Average fidelity \(F_{av}^{opt}\) as a function of memory parameter \(\mu \) for different measurement strength p of WM with \(\gamma =0.5\)

Each expression can be seen as:

$$\begin{aligned} F(p = 0) = \frac{B_{51}^{(0)}}{B_{51}^{(1)}};\; F(p = 0.3) = \frac{B_{52}^{(0)}}{B_{52}^{(1)}};\; F(p = 0.5) = \frac{B_{53}^{(0)}}{B_{53}^{(1)}};\; F(p = 0.8) = \frac{B_{54}^{(0)}}{B_{54}^{(1)}}, \end{aligned}$$
(37)

where \(B_{5j}^{(k)}(j=1,2,3,4;k=0,1)\) can be seen in “Appendix”.

Obviously, the total probability of success can be obtained by adding each probability that corresponding to \(\dot{\rho }^i_j (out)\) (\(i,j=0,1\))

$$\begin{aligned} p_{total}=\sum ^1_{i,j=0}p_{ij}=\frac{V+W+2Y-2q-2Wq-2Yq+Wq^2+q^2+1}{N}. \end{aligned}$$
(38)

where \(p_{ij}\) comes from the standard procedure of JRSP. After replacing VWYN with \(p,q,\mu ,\gamma \), the total probability of success can be simplified to 1. Therefore, our scheme is perfect although it suffers noise channel.

4 Conclusion

In summary, by using three-qubit entangled GHZ-state as the quantum channel, we study the influence of correlated AD noise on the scheme of JRSP for arbitrary single-qubit state. Letting the qubits of a sender and the receiver pass through the channel with AD noise, we get results for the JRSP scheme as following: (A) The analytical formulas of the output state in the JRSP scheme under correlated AD nosy channel is presented. Based on these formulae of the output state, the state dependent and independent average fidelities of the target and output states are calculated. Consequently, the expression of the partial derivative of the state independent average fidelity with respect to the correlated parameter \(\mu \) is obtained. The partial derivative is positive for any value of the decoherence parameter \(\gamma \), which means that the correlated parameter can increase the fidelity in JRSP in correlated AD noise environment. (B) The state independent average fidelity as a function of the decoherence parameter and the correlated parameter is plotted, and its increment caused by the correlated parameter is given.

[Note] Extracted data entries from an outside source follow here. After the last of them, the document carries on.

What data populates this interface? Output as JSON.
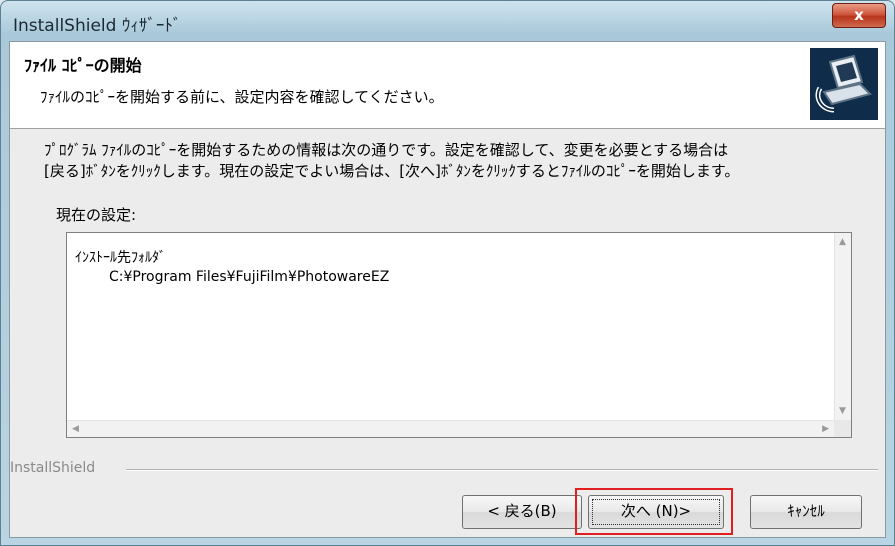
{
  "window": {
    "title": "InstallShield ｳｨｻﾞｰﾄﾞ",
    "close_label": "x"
  },
  "header": {
    "title": "ﾌｧｲﾙ ｺﾋﾟｰの開始",
    "subtitle": "ﾌｧｲﾙのｺﾋﾟｰを開始する前に、設定内容を確認してください。",
    "logo_icon": "installer-computer-icon"
  },
  "body": {
    "description_line1": "ﾌﾟﾛｸﾞﾗﾑ ﾌｧｲﾙのｺﾋﾟｰを開始するための情報は次の通りです。設定を確認して、変更を必要とする場合は",
    "description_line2": "[戻る]ﾎﾞﾀﾝをｸﾘｯｸします。現在の設定でよい場合は、[次へ]ﾎﾞﾀﾝをｸﾘｯｸするとﾌｧｲﾙのｺﾋﾟｰを開始します。",
    "current_settings_label": "現在の設定:",
    "settings_box": {
      "line1": "ｲﾝｽﾄｰﾙ先ﾌｫﾙﾀﾞ",
      "line2": "C:¥Program Files¥FujiFilm¥PhotowareEZ"
    }
  },
  "footer": {
    "brand_label": "InstallShield"
  },
  "buttons": {
    "back": "< 戻る(B)",
    "next": "次へ (N)>",
    "cancel": "ｷｬﾝｾﾙ"
  },
  "colors": {
    "highlight": "#e02020",
    "close_button": "#c9452b"
  }
}
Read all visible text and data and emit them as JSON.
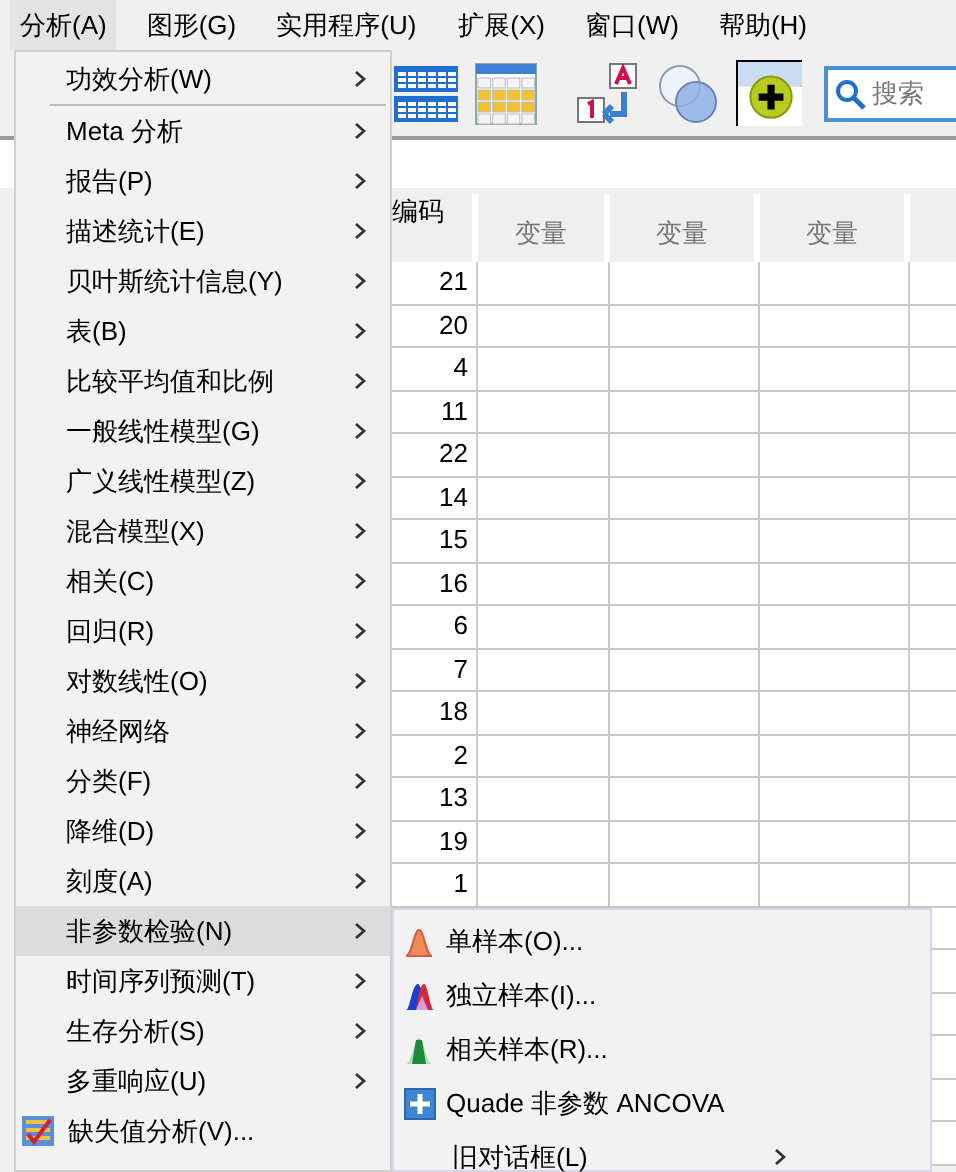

Subsequently, utilizing WM and QMR to the uncorrelated and correlated AD noisy channel, we obtain the formulae of the output state in JRSP scheme under AD and CAD noise environments, and calculate the state dependent and independent average fidelities of the target and output states. By making relevant graphics of the state independent average fidelity in JRSP scheme under AD and CAD noise environments, we find that the combined action of WM and QMR can almost completely suppress the AD and CAD decoherence if the careful optimization of the strengths of WM and QMR is carried out. That is, the combination of WM and QMR in both AD and CAD channels can greatly improve the efficiency of JRSP. Our result may be applied to enhance the communication efficiency of experimental realization of JRSP scheme under AD and CAD noise environments.